Out of the corner of my eye, I see Theo glance over. He doesn’t say anything, just clocks the movement, cocks his head slightly like he’s trying to decide if I’ve finally lost it, then hesitantly goes back to his stack of papers.

We don’t speak for a beat, just long enough for the room to settle again, paper rustling under our fingers, the air thick with whatever it is we’re both pretending not to feel. I let my focus drift back to the files, flipping through one more stack—and then I freeze.

A folder, thicker than the others, a red rubber band wrapped tightly around it.

I snap the band trying to unwrap it.

“Careful.” He crosses the space between us and gently takes my hand. His thumb moves over the reddening mark. “You okay?”

“It just snapped.” I mean for it to come out nonchalant, but my voice is weaker than I expect, and the contact—his skin on mine for the second time today, warm and unhurried—sends my brain into a static buzz.

He’s just being kind. That’s all it is. Still, it takes more effort than I’d like to keep my hand steady in his.

I force myself to turn back to the file, not breathing as I skim the first few lines, something deep in my gut telling me that this might be what we need to point us in the right direction.

“Fucking shit,” I breathe.

Theo shifts closer, “What?”

“Victoria was writing a memoir.
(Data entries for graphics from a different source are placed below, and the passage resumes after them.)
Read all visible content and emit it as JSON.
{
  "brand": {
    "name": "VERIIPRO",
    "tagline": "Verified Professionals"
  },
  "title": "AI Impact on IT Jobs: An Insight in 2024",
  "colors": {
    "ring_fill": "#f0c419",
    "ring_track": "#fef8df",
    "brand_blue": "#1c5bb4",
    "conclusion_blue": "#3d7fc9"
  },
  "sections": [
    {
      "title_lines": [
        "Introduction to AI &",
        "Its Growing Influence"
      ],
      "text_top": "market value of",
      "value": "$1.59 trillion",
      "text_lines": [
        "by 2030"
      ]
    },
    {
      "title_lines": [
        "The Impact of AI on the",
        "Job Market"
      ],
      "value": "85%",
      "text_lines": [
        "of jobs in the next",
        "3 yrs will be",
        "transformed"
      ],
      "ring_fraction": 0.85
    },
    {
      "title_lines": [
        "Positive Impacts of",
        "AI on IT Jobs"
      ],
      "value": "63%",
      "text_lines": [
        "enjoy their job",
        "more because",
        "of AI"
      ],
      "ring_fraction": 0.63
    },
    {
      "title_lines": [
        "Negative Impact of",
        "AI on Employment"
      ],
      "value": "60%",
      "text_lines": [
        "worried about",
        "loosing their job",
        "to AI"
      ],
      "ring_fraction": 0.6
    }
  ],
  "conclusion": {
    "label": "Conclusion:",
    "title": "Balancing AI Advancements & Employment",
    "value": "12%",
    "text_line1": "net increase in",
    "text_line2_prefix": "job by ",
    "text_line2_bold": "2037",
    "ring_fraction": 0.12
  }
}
From the looks of it, a fucking tell-all.” I shove the pages toward him. “She was going to sell it.”

The folder isn’t just a memoir draft. It’s a bomb Victoria was preparing to drop on her own family.

The early pages detail the Mayfair wealth, specifically a large, undocumented payout made in the late ‘90s, hidden under the guise of a charitable donation that never actually existed. I guess Theo didn’t lie about that part.

Victoria’s own handwriting is scrawled in the margins: Thomas. But there seems to be pages missing after that.

Further in, she outlines Henry’s stranglehold over the family’s assets, hinting at how deeply entrenched he was at laundering money and tossing it around to cover the family’s past mistakes.

References to manipulated records, backdated financial statements, and one unnerving mention of a check written to a coroner with only a date.

Another page claims Thomas paid off a local detective after an incident involving one of the groundskeepers went unreported.

There’s a vague mention of Katherine’s social club being used to funnel hush money under the table.

Even Nora’s name is circled in one spot, followed by a line that is somehow not shocking to me at all: microdoses psilocybin, has offered it to the grandchildren—and a separate note in tighter handwriting beneath it: Baryn—father unknown.

But it’s the final pages that are the most questionable—not polished drafts, but frantic, handwritten notes. No organization, no structure, just scrawled thoughts in the margins, entire sections crossed out or rewritten, like she couldn’t decide how much she was willing to say.

Theo’s jaw ticks. “Christ.”

I nod absently. “She named all the names.”

We exchange a look, the weight of the realization heavy between us.

Theo releases a quiet whistle. “This is no family history piece.”

Which means multiple people in this house had a reason to make sure it never saw the light of day.

It’s odd to me that Evelyn could have found this herself.

Gotten rid of it. Then again, she is elderly.

Maybe that’s why she wanted us to snoop around, to find it for her.

I can imagine she wouldn’t want anyone in the family to be the one to find it, especially not if she suspects one of them could have been behind all this.

Murdering Victoria. Murdering her husband. How would she know who to trust?

Then again, why does she think she can trust us?

I drop the page and scrub at my face. “I need a cigarette.”

Theo looks affronted. “You smoke?”

“God, no,” I reply.

He raises an eyebrow at me.

“Always gotta crack a little jokey joke to diffuse the tension,” I say, shooting him with my very cool finger guns (no pun intended).